News: Black history runs deep for Georgia Guardsman
Story by Master Sgt. Roger Parsons
ROBINS AIR FORCE BASE, Ga.--For Staff Sgt. Barricia McCormick, a paralegal with the 116th Air Control Wing, a fifth grade family history project for her school revealed a rich heritage she found hard to believe.
“You know we’re related to Harriet Tubman,” shared McCormick’s mother.
“No we’re not,” said McCormick. “Don’t lie to me.”
It was during this conversation that McCormick learned her great grandmother and Harriet Ross Tubman, the African-American abolitionist and humanitarian responsible for the rescue of more than 300 slaves through the Underground Railroad, were first cousins.
Then her mother pulled out some family photos and for the first time began sharing a family history lesson that would affect the course of McCormick’s life.
“Up until that time I didn’t know a lot about Harriet Tubman,” shared McCormick. “In fact, Black History Month was just another month to me.”
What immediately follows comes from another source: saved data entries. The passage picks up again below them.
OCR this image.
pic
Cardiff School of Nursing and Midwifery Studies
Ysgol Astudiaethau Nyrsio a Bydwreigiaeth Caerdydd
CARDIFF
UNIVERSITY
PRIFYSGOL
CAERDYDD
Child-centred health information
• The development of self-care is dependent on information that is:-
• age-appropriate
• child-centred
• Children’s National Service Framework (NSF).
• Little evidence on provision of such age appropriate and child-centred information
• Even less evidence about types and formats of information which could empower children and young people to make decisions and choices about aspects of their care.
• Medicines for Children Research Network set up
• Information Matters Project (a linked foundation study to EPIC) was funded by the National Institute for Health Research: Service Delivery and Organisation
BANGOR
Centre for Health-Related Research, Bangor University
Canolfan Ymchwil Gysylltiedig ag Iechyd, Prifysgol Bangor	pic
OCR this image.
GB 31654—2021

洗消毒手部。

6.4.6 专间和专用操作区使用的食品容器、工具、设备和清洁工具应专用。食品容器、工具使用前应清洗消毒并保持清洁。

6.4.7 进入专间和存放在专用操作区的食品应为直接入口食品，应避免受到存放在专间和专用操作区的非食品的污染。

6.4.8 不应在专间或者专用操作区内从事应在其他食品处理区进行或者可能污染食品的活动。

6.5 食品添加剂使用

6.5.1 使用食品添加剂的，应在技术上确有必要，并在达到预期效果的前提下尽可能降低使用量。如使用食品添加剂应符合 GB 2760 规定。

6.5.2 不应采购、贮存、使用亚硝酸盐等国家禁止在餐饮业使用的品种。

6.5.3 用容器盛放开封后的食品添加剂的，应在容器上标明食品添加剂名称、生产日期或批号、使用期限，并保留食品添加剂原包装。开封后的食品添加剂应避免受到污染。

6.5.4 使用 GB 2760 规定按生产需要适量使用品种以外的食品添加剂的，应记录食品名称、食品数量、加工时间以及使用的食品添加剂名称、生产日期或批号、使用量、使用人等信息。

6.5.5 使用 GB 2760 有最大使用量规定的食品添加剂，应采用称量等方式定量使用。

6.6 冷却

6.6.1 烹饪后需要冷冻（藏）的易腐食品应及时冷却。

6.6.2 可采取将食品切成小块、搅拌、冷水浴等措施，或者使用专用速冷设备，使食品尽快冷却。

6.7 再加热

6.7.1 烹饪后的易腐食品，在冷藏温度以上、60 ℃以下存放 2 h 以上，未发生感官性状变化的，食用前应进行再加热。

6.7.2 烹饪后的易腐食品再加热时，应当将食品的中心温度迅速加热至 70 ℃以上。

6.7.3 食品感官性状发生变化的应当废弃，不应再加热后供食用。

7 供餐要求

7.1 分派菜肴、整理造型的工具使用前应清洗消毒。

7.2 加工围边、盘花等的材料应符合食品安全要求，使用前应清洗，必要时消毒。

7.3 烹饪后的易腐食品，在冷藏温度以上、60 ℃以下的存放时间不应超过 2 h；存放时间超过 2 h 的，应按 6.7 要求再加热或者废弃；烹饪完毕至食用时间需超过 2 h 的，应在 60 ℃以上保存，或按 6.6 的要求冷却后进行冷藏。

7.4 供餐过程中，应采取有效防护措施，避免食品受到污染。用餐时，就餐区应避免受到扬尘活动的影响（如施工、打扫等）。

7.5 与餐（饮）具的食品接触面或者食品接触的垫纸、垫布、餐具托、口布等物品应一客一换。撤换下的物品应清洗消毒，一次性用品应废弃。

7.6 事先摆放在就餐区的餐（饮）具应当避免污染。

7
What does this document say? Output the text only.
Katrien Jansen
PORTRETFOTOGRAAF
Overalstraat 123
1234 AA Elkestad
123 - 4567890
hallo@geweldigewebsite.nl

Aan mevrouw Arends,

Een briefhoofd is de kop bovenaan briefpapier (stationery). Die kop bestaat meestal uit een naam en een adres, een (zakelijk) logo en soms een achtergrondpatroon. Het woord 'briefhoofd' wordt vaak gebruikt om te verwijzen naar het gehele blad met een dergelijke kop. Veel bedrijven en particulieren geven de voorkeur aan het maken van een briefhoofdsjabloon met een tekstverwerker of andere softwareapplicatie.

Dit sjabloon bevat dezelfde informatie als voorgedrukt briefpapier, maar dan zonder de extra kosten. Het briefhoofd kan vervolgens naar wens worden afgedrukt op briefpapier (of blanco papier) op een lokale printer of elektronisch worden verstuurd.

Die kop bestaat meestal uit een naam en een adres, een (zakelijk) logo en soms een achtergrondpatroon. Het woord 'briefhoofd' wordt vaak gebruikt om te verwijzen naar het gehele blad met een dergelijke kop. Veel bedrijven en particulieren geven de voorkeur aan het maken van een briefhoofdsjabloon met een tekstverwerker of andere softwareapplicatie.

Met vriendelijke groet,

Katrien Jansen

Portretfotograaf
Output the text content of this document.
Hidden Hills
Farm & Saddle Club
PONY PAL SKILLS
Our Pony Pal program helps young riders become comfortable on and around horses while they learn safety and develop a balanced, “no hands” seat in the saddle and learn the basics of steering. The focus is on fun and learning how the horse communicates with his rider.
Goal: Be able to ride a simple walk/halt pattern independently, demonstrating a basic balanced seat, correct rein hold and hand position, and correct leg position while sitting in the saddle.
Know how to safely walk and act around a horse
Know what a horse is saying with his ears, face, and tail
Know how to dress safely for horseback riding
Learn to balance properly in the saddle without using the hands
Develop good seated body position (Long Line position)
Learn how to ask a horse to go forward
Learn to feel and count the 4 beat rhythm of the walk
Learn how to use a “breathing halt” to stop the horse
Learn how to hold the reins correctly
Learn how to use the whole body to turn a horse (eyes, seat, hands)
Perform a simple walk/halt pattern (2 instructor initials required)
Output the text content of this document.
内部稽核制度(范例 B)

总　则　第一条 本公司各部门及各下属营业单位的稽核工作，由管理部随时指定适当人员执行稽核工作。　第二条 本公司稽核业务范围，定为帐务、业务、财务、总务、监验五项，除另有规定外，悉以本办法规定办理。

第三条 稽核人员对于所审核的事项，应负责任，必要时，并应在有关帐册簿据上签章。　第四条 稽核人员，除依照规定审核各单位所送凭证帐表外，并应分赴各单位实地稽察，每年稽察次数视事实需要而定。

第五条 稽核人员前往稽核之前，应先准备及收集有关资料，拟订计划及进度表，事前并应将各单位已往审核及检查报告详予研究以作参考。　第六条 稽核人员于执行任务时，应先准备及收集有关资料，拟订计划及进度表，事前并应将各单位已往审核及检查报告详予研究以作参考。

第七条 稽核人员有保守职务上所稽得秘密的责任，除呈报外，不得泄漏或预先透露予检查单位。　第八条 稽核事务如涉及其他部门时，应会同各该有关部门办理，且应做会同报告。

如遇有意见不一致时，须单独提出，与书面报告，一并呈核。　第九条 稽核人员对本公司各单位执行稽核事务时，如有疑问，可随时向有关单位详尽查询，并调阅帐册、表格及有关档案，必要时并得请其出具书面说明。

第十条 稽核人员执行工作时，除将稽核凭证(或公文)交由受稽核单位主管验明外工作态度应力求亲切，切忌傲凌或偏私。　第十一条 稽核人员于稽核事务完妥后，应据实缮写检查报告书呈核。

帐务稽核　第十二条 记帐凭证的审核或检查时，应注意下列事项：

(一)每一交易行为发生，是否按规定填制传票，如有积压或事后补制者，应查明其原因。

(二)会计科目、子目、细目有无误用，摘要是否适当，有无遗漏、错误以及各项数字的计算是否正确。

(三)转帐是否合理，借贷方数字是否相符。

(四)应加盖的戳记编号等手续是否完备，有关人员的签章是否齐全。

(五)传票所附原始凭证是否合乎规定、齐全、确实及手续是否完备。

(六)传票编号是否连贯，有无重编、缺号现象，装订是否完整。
“As I learned more about my family history,” continued McCormick, “I developed a sensed of family pride I didn’t have before.”
During the course of her school project, elders in McCormick’s family were able to trace their lineage as far back as one generation prior to Harriet Tubman.
“Being African American,” McCormick said, “you can only follow so far in researching your family history so it was exciting being able to trace back that many generations.”
“I was glad to learn about my heritage so I can pass it down to children I may have in the future,” she said.
McCormick’s school project uncovered more family history that would impact her future.
As she followed her family tree dating back to Tubman, the Georgia Air National Guardsman discovered that not only did Tubman assist the Union Army during the Civil War, but also nearly every male in her family, dating back to World War I, served in the military.
At 17, McCormick embarked on her own military journey enlisting in the Air National Guard to become only the second female in her family to serve in the armed forces.
Said McCormick, “the legacy that Harriet Tubman left, that has been carried on from generation to generation in my family, instilled a sense of hope in me and has helped me travel routes I wouldn’t have otherwise.”
Taking advantage of the educational opportunities afforded by her military service, McCormick went on to earn both a Bachelors and Master’s degree.
Recalling meeting a former Colonel from the Tuskegee Airmen, McCormick was taken aback when he thanked her for her service.
I asked, “why would you thank me for my service when I haven’t experienced anything compared to what you went through.”
The Colonels reply was simple, “we fought and served so you guys could do it.”
“People like that and especially other women of color that I’ve met who’ve had successful military careers inspire me to excel,” said McCormick.
Having completed her degrees, the enlisted Guardsman now has her sights set on earning a commission as an officer in the Georgia Air National Guard.
When she’s not serving as a traditional, one weekend per month Guardsman, McCormick wears a different uniform serving as a police officer for the City of Atlanta in her fulltime job.